Monday, July 17, 2017


May 6, 1973
By Ted Malley
Mom passenger on boat, son Tim captain,
 his brother Ted swordfish spotter in plane.
      The type of fishing we do is the most exciting commercial fishing in the world.  I know that for years—and I don’t mean five years or fifty years, I mean for hundreds of years—when the season starts, fishermen have taken off their nets and given up the sure steady income of dragging for ground fish, put on stands and topmasts, and set out in pursuit of swordfish.  And pursuing swordfish is a very tenuous, risky, uncertain business.
    So why do reasonably intelligent, hard-working family men give up their sure and secure incomes to chase around after the elusive broadbill?  Because swordfishing is the most exciting, heart-throbbing experience they can find.The main problem with catching swordfish is that you can’t catch what you can’t find.
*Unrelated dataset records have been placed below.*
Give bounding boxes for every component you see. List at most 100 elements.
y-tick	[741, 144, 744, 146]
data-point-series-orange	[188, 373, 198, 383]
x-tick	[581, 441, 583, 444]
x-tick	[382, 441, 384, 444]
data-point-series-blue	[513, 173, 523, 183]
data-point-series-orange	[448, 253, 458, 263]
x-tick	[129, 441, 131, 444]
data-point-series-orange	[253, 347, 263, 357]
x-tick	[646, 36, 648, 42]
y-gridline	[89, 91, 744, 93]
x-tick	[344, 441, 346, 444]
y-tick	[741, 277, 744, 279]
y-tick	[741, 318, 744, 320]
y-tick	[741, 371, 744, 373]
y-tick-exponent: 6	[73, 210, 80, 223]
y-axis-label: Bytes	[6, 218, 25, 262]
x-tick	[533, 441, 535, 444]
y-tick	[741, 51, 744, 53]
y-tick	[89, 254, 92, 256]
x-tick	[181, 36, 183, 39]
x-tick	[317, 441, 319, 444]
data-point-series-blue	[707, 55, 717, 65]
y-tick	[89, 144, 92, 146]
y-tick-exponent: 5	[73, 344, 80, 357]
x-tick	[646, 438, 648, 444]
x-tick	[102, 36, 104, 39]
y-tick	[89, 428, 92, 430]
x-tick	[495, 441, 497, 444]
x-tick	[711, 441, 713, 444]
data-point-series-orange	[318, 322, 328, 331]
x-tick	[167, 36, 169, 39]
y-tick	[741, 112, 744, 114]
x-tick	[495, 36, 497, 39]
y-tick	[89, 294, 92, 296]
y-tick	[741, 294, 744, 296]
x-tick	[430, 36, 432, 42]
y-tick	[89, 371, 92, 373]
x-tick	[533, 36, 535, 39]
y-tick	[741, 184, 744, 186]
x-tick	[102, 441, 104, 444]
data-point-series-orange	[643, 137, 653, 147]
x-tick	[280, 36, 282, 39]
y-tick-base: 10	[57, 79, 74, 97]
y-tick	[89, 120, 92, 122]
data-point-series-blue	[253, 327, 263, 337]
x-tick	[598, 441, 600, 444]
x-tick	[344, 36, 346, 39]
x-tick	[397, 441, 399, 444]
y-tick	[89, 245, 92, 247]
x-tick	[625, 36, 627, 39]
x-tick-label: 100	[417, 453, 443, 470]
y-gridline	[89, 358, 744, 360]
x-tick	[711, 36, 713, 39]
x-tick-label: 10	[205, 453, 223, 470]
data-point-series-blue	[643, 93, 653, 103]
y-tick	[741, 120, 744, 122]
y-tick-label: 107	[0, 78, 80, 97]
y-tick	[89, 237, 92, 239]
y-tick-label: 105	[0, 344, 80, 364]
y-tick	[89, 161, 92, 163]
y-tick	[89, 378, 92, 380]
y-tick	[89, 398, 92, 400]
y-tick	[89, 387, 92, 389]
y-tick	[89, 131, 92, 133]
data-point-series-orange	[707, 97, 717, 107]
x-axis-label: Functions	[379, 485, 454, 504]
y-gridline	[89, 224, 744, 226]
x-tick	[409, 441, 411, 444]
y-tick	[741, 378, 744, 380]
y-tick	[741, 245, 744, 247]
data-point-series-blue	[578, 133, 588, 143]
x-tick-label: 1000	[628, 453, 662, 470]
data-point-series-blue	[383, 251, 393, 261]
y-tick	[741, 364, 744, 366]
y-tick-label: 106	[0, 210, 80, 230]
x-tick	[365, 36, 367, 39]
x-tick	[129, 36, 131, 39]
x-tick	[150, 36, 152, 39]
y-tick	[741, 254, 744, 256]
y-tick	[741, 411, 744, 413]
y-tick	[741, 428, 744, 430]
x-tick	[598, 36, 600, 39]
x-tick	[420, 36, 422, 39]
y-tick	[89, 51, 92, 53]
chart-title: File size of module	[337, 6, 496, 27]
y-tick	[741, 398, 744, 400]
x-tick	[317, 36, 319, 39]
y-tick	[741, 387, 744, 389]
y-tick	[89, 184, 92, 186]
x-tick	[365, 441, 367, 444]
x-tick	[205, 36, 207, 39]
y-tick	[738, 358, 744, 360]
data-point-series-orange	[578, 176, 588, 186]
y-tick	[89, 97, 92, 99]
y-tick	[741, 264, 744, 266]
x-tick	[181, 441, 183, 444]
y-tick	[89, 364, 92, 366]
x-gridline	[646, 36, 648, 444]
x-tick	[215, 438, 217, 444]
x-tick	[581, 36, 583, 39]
Recently—say in the last fifteen or twenty years—this situation has been mitigated by the use of spotter airplanes.
      I spent twelve years spotting swordfish for the local fleet.  My brother Timmy has spent six years doing likewise.  Last year we joined forces, bought our own boat
 and went after swordfish big time.  Although neither of us had ever been swordfishing on a boat or even operated a boat, we managed to set a modern day record for swordfish harpooned in a season. 

Ted records weight: average 200 feisty pounds
     I don’t understand why no one has ever made a documentary about this modern day enterprise. It has all the ingredients to make the average TV documentary look like a soap opera re-run.
     What makes sword fishing so exciting?  How about 15 hours non-stop in a single engine aircraft 250 miles from the nearest point of land?  Or racing sunset and thunderstorms for the hangar.  How many times have we left early in the morning with clear, calm, beautiful weather, only to return after dark to fog and rain with no alternative but to make ceiling zero, visibility zero instrument approaches into unfamiliar airports.
    That’s what the pilot faces.  What happens on the boat?  Days of waves as big as houses.  Waves so big that they break stands made of 8” aluminum tubing as if they were toothpicks—sometimes with the striker still in them (this happened to me).  Masts have also been known to break with accompanying loss of lives.  Dories lost in the fog for hours, days —sometimes forever.  Dory-men skewered by irate swordfish.
     Then there are the good things, like tying alongside another boat or two on a calm night with clambakes, lobsters, halibut and swordfish steaks sizzling on deck.  And booze and stories and lies.  Or those unbelievable calm days with fish everywhere and the promise of fat paychecks.  But the money never comes easy.  Horsing 300-pound fish around has broken many strong spirits.
     This life of the swordfishermen, depicted by shots from the planes, the stand, the topmast or dory would make a standout documentary.
From Ted's plane, his mom snaps Carla Joyce, captained by his brother Tim.